Alan Millhone writes:
Excellent article. Tom Wiswell used to say, "Position bests possession." Two weekends ago I entered the yearly Lebanon, Tennessee Checker Tournament. The tourney had around 60 entrants and 23 in the Masters. In my last round I played Dr. Robert Shuffett, author of three excellent checker books. We drew an opening that became the 'White Doctor' and with reds I went down a piece early into the game. Despite being a piece short, I had a death grip on his pieces which were held on his double corner side of the board. I had to maintain carefully that grip to keep any kind of edge or else he would have traded pieces with me and then being a piece up on me would have won the game through attrition.

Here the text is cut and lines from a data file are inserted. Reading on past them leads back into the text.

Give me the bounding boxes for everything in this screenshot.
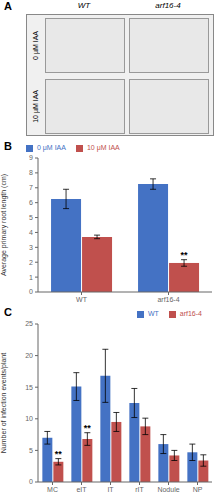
html-text:arf16-4: arf16-4	[179, 310, 202, 317]
svg-text:0: 0	[29, 288, 33, 295]
svg-text:8: 8	[29, 169, 33, 176]
svg-text:WT: WT	[76, 296, 88, 303]
svg-text:10: 10	[25, 415, 33, 422]
svg-text:MC: MC	[47, 486, 58, 493]
svg-text:25: 25	[25, 320, 33, 327]
svg-text:Nodule: Nodule	[157, 486, 179, 493]
svg-text:7: 7	[29, 184, 33, 191]
html-text:0 μM IAA: 0 μM IAA	[37, 144, 66, 151]
svg-text:Average primary root length (c: Average primary root length (cm)	[8, 174, 9, 276]
svg-text:3: 3	[29, 244, 33, 251]
svg-text:rIT: rIT	[135, 486, 144, 493]
html-text:10 µM IAA: 10 µM IAA	[31, 90, 39, 123]
svg-text:arf16-4: arf16-4	[157, 296, 179, 303]
html-text:10 μM IAA: 10 μM IAA	[86, 144, 120, 151]
html-text:WT: WT	[147, 310, 159, 317]
svg-text:Number of infection events/pla: Number of infection events/plant	[8, 353, 9, 453]
svg-text:**: **	[181, 250, 189, 260]
svg-text:4: 4	[29, 229, 33, 236]
html-text:B: B	[4, 140, 12, 152]
svg-text:15: 15	[25, 384, 33, 391]
svg-text:20: 20	[25, 352, 33, 359]
svg-text:2: 2	[29, 259, 33, 266]
html-text:arf16-4: arf16-4	[155, 1, 181, 10]
svg-text:5: 5	[29, 447, 33, 454]
html-text:WT: WT	[77, 1, 91, 10]
svg-text:9: 9	[29, 154, 33, 161]
svg-text:1: 1	[29, 274, 33, 281]
svg-text:5: 5	[29, 214, 33, 221]
svg-text:NP: NP	[193, 486, 203, 493]
svg-text:IT: IT	[107, 486, 114, 493]
html-text:0 µM IAA: 0 µM IAA	[31, 31, 39, 60]
svg-text:eIT: eIT	[76, 486, 87, 493]
html-text:C: C	[4, 306, 12, 318]
svg-text:0: 0	[29, 478, 33, 485]
svg-text:**: **	[84, 423, 92, 433]
svg-text:**: **	[55, 449, 63, 459]
html-text:A: A	[4, 0, 12, 12]
svg-text:6: 6	[29, 199, 33, 206]
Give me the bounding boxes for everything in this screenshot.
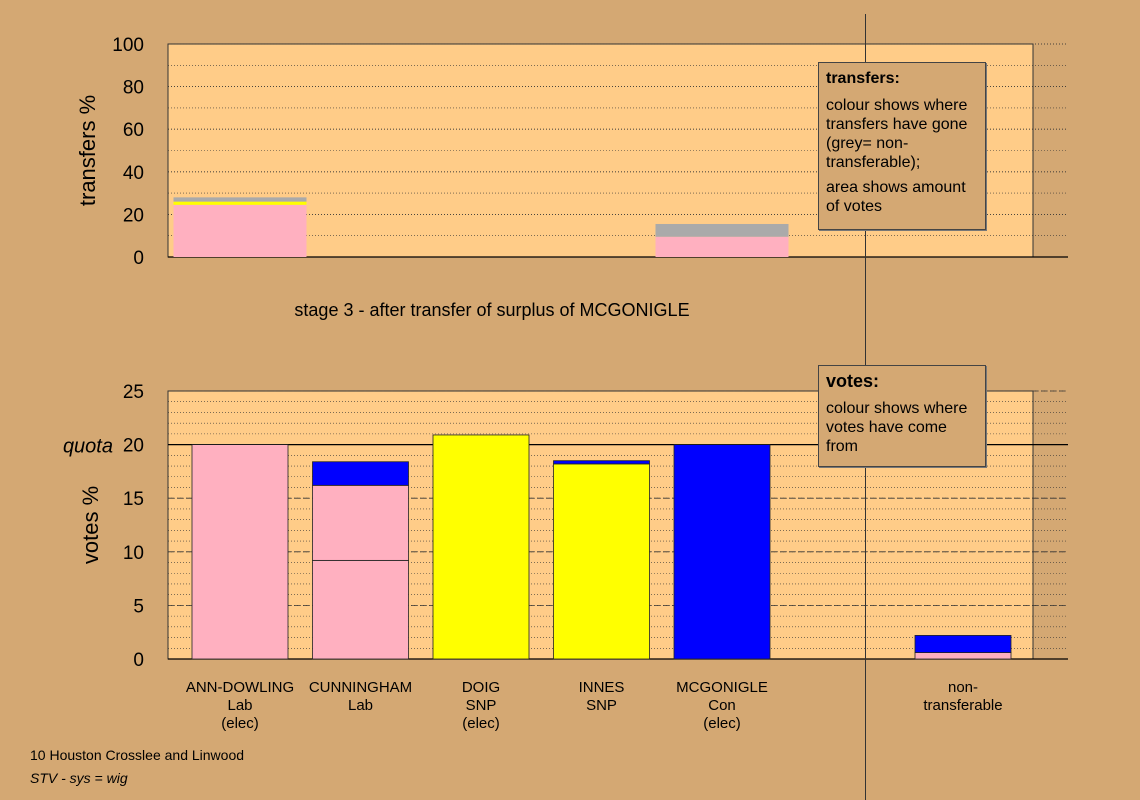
votes-y-tick-label: 20	[123, 436, 144, 457]
x-category-label: MCGONIGLE	[676, 679, 768, 696]
votes-bar-ann-dowling-lab	[191, 444, 289, 660]
votes-bar-cunningham-lab	[312, 559, 409, 660]
x-category-label: (elec)	[462, 715, 500, 732]
transfers-legend-title: transfers:	[826, 70, 900, 87]
footer-title: 10 Houston Crosslee and Linwood	[30, 747, 245, 763]
votes-y-tick-label: 5	[133, 596, 144, 617]
votes-bar-mcgonigle-con	[673, 444, 771, 660]
transfers-bar-ann-dowling-non-transferable	[173, 197, 307, 202]
transfers-bar-mcgonigle-non-transferable	[655, 223, 789, 237]
x-category-label: INNES	[579, 679, 625, 696]
votes-y-tick-label: 15	[123, 489, 144, 510]
transfers-y-tick-label: 0	[133, 248, 144, 269]
transfers-y-tick-label: 40	[123, 163, 144, 184]
x-category-label: (elec)	[221, 715, 259, 732]
x-category-label: Con	[708, 697, 736, 714]
x-category-label: ANN-DOWLING	[186, 679, 294, 696]
transfers-legend-line2: area shows amount of votes	[826, 179, 966, 215]
votes-bar-non-transferable-lab	[914, 652, 1012, 660]
transfers-y-tick-label: 100	[112, 35, 144, 56]
votes-legend-title: votes:	[826, 371, 880, 391]
x-category-label: (elec)	[703, 715, 741, 732]
x-category-label: non-	[948, 679, 978, 696]
votes-bar-doig-snp	[432, 434, 530, 660]
x-category-label: DOIG	[462, 679, 500, 696]
transfers-bar-ann-dowling-snp	[173, 201, 307, 205]
footer-system: STV - sys = wig	[30, 770, 128, 786]
votes-legend-line1: colour shows where votes have come from	[826, 400, 968, 455]
x-category-label: SNP	[466, 697, 497, 714]
quota-label: quota	[63, 436, 113, 458]
transfers-bar-mcgonigle-lab	[655, 236, 789, 257]
x-category-label: SNP	[586, 697, 617, 714]
x-category-label: CUNNINGHAM	[309, 679, 412, 696]
transfers-bar-ann-dowling-lab	[173, 204, 307, 257]
x-category-label: transferable	[923, 697, 1002, 714]
transfers-y-axis-label: transfers %	[75, 95, 100, 206]
votes-y-axis-label: votes %	[78, 486, 103, 564]
transfers-legend-line1: colour shows where transfers have gone (…	[826, 97, 968, 171]
votes-bar-innes-con	[553, 460, 650, 465]
votes-y-tick-label: 10	[123, 543, 144, 564]
x-category-label: Lab	[348, 697, 373, 714]
votes-bar-cunningham-lab	[312, 484, 409, 561]
votes-y-tick-label: 25	[123, 382, 144, 403]
votes-bar-non-transferable-con	[914, 635, 1012, 653]
votes-y-tick-label: 0	[133, 650, 144, 671]
transfers-legend: transfers: colour shows where transfers …	[818, 62, 986, 230]
x-category-label: Lab	[227, 697, 252, 714]
votes-bar-cunningham-con	[312, 461, 409, 486]
votes-bar-innes-snp	[553, 463, 650, 660]
transfers-y-tick-label: 80	[123, 78, 144, 99]
transfers-y-tick-label: 60	[123, 120, 144, 141]
votes-legend: votes: colour shows where votes have com…	[818, 365, 986, 467]
transfers-y-tick-label: 20	[123, 205, 144, 226]
stage-caption: stage 3 - after transfer of surplus of M…	[294, 300, 689, 320]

The market holds simililarities to a checker game, as one is always conjuring ways to keep ahead of the game and the market and to have more winners than losers at the end of the day. At the Tennessee Tournament we played eight rounds of two games each. World 3-Move Champion Alexander Moiseyev was there and won eight out of eight rounds. A truly remarkable feat to accomplish against veteran Masters. To be able to 'win' every trade would be also a remarkable feat of accomplishment and you would thus become a sought-after advisor to the multitudes of traders as Grand Master Mosieyev is to checker players.
Stefan Jovanovich adds:
I had a chance to ask Gil Hodges some questions once after the Mets had finished winning a game. The first question was whether he thought that a well-hit ball would be a hit 50% of the time (this was and has been the prime number of baseball statistics: a perfect hitter will have a .500 batting average). Hodges said that the number was about right but it was probably slightly less than it had been when he was a player because fielders had much better gloves and greater range than they had in the "good old days." He smiled when he said that.
Did he think that there was such a thing as "clutch?" Yes, but it was not that certain players got better in pressure situations, rather that they did not get worse. If the pitcher threw them a hanging slider they would hit it out of the park in October just they way they did in April. "Clutch" for a pitcher was the ability to throw good pitches behind in the count. Whitey Ford was the definition of clutch. Hodges said it took "us" (meaning the Brooklyn Dodgers) three World Series to figure out that Ford would deliberately fall behind in the count. "We thought that gave us an advantage but what it really did was get us to over-swing against the 2-0 or 3-1 curve ball and hit another weak grounder to a corner infielder."
At its best baseball is chess with spitting and cleats.